Kuntowijoyo mengungkap suatu konsep struktural dalam ilmu sosial berbasis pada kesadaran profetik. Berdasarkan pada surat Ali Imran ayat 110, terdapat sintesis antara tiga pilar keilmuan sekaligus, yaitu “humanisme”, “liberalisme” dan aspek “transendensi”. Dalam konsep terakhir ini, aspek transendensi dalam ajaran Islam membentuk struktur yang sifatnya transendental.
Struktur tersebut meliputi: 1) Tauhid, sebagai struktur paling utama (dasar) dalam ajaran Islam, atau merupakan manifestasi dari prinsip lailaha illallah; 2) Akidah, yang kemudian termanifestasikan dalam keyakinan (iman); 3) Ibadah, yang kemudian diterjemahkan ke dalam ritual-ritual; 4) Akhlak, yang kemudian diterjemahkan dalam etika dan moral; 5) Syariah, yang kemudian diterjemahkan secara nyata dalam perilaku normative; 6) Muamalah, yang kemudian diterjemahkan dalam sikap hidup sehari-hari (M. Fahmi, 2004).
Struktur-struktur tersebut sebenarnya terbagi dalam dua kategori, yaitu “struktur dalam” dan “struktur permukaan” (manifestasi). Struktur dalam itulah kemudian disebut sebagai “struktur transendental.”

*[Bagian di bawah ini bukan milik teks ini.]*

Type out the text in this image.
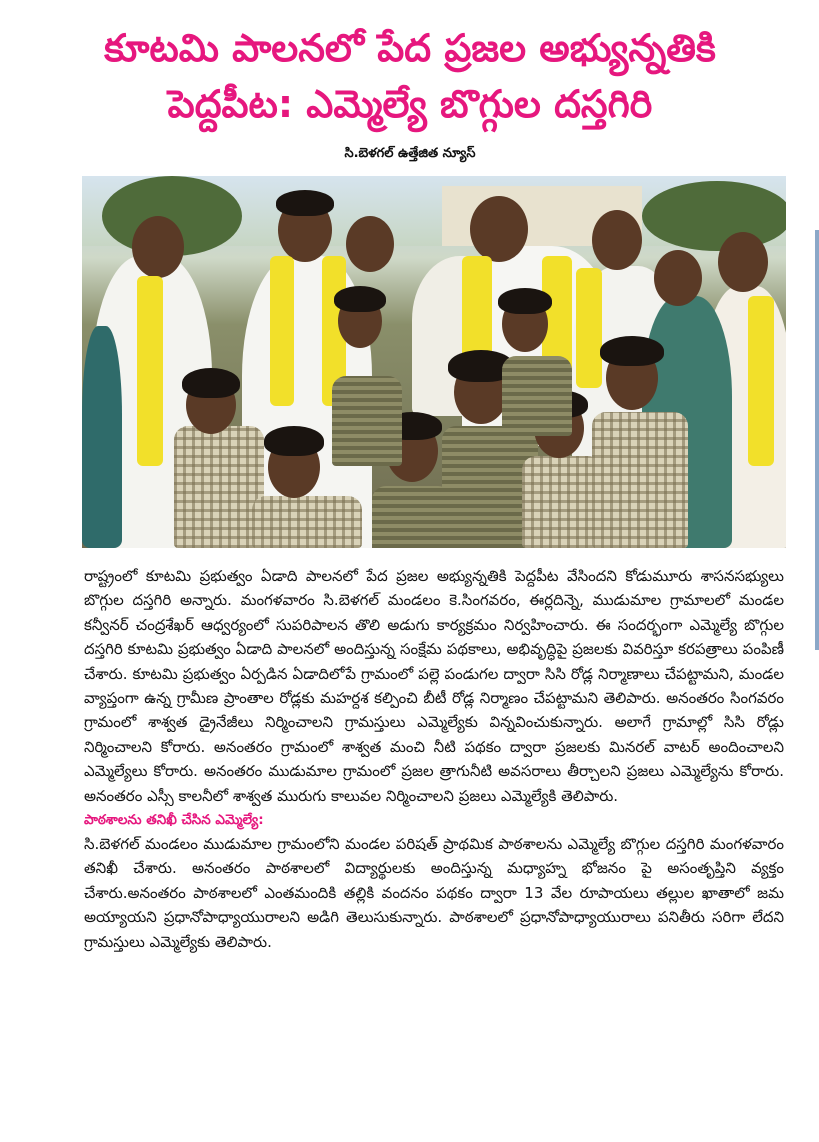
కూటమి పాలనలో పేద ప్రజల అభ్యున్నతికి
పెద్దపీట: ఎమ్మెల్యే బొగ్గుల దస్తగిరి
సి.బెళగల్ ఉత్తేజిత న్యూస్

రాష్ట్రంలో కూటమి ప్రభుత్వం ఏడాది పాలనలో పేద ప్రజల అభ్యున్నతికి పెద్దపీట వేసిందని కోడుమూరు శాసనసభ్యులు బొగ్గుల దస్తగిరి అన్నారు. మంగళవారం సి.బెళగల్ మండలం కె.సింగవరం, ఈర్లదిన్నె, ముడుమాల గ్రామాలలో మండల కన్వీనర్ చంద్రశేఖర్ ఆధ్వర్యంలో సుపరిపాలన తొలి అడుగు కార్యక్రమం నిర్వహించారు. ఈ సందర్భంగా ఎమ్మెల్యే బొగ్గుల దస్తగిరి కూటమి ప్రభుత్వం ఏడాది పాలనలో అందిస్తున్న సంక్షేమ పథకాలు, అభివృద్ధిపై ప్రజలకు వివరిస్తూ కరపత్రాలు పంపిణీ చేశారు. కూటమి ప్రభుత్వం ఏర్పడిన ఏడాదిలోపే గ్రామంలో పల్లె పండుగల ద్వారా సిసి రోడ్ల నిర్మాణాలు చేపట్టామని, మండల వ్యాప్తంగా ఉన్న గ్రామీణ ప్రాంతాల రోడ్లకు మహర్దశ కల్పించి బీటీ రోడ్ల నిర్మాణం చేపట్టామని తెలిపారు. అనంతరం సింగవరం గ్రామంలో శాశ్వత డ్రైనేజీలు నిర్మించాలని గ్రామస్తులు ఎమ్మెల్యేకు విన్నవించుకున్నారు. అలాగే గ్రామాల్లో సిసి రోడ్లు నిర్మించాలని కోరారు. అనంతరం గ్రామంలో శాశ్వత మంచి నీటి పథకం ద్వారా ప్రజలకు మినరల్ వాటర్ అందించాలని ఎమ్మెల్యేలు కోరారు. అనంతరం ముడుమాల గ్రామంలో ప్రజల త్రాగునీటి అవసరాలు తీర్చాలని ప్రజలు ఎమ్మెల్యేను కోరారు. అనంతరం ఎస్సీ కాలనీలో శాశ్వత మురుగు కాలువల నిర్మించాలని ప్రజలు ఎమ్మెల్యేకి తెలిపారు.

పాఠశాలను తనిఖీ చేసిన ఎమ్మెల్యే:

సి.బెళగల్ మండలం ముడుమాల గ్రామంలోని మండల పరిషత్ ప్రాథమిక పాఠశాలను ఎమ్మెల్యే బొగ్గుల దస్తగిరి మంగళవారం తనిఖీ చేశారు. అనంతరం పాఠశాలలో విద్యార్థులకు అందిస్తున్న మధ్యాహ్న భోజనం పై అసంతృప్తిని వ్యక్తం చేశారు.అనంతరం పాఠశాలలో ఎంతమందికి తల్లికి వందనం పథకం ద్వారా 13 వేల రూపాయలు తల్లుల ఖాతాలో జమ అయ్యాయని ప్రధానోపాధ్యాయురాలని అడిగి తెలుసుకున్నారు. పాఠశాలలో ప్రధానోపాధ్యాయురాలు పనితీరు సరిగా లేదని గ్రామస్తులు ఎమ్మెల్యేకు తెలిపారు.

Kerangka konseptual sebagai dasar-dasar pembentukan paradigma ilmu sosial profetik tersebut jelas berbeda dengan paradigma strukturalisme yang pernah berkembang di Barat. Oleh karena itu, konsep-konsep yang digagas oleh Kuntowijoyo telah membuka cakrawala baru berkaitan dengan paradigma ilmu sosial baru. Tidak berlebihan kiranya jika kita menyebut Kuntowijoyo sebagai bapak “Strukturalisme Transendental.” Beliau telah telah meletakkan prinsip-prinsip dasar bagi perkembangan ilmu-ilmu sosial profetik.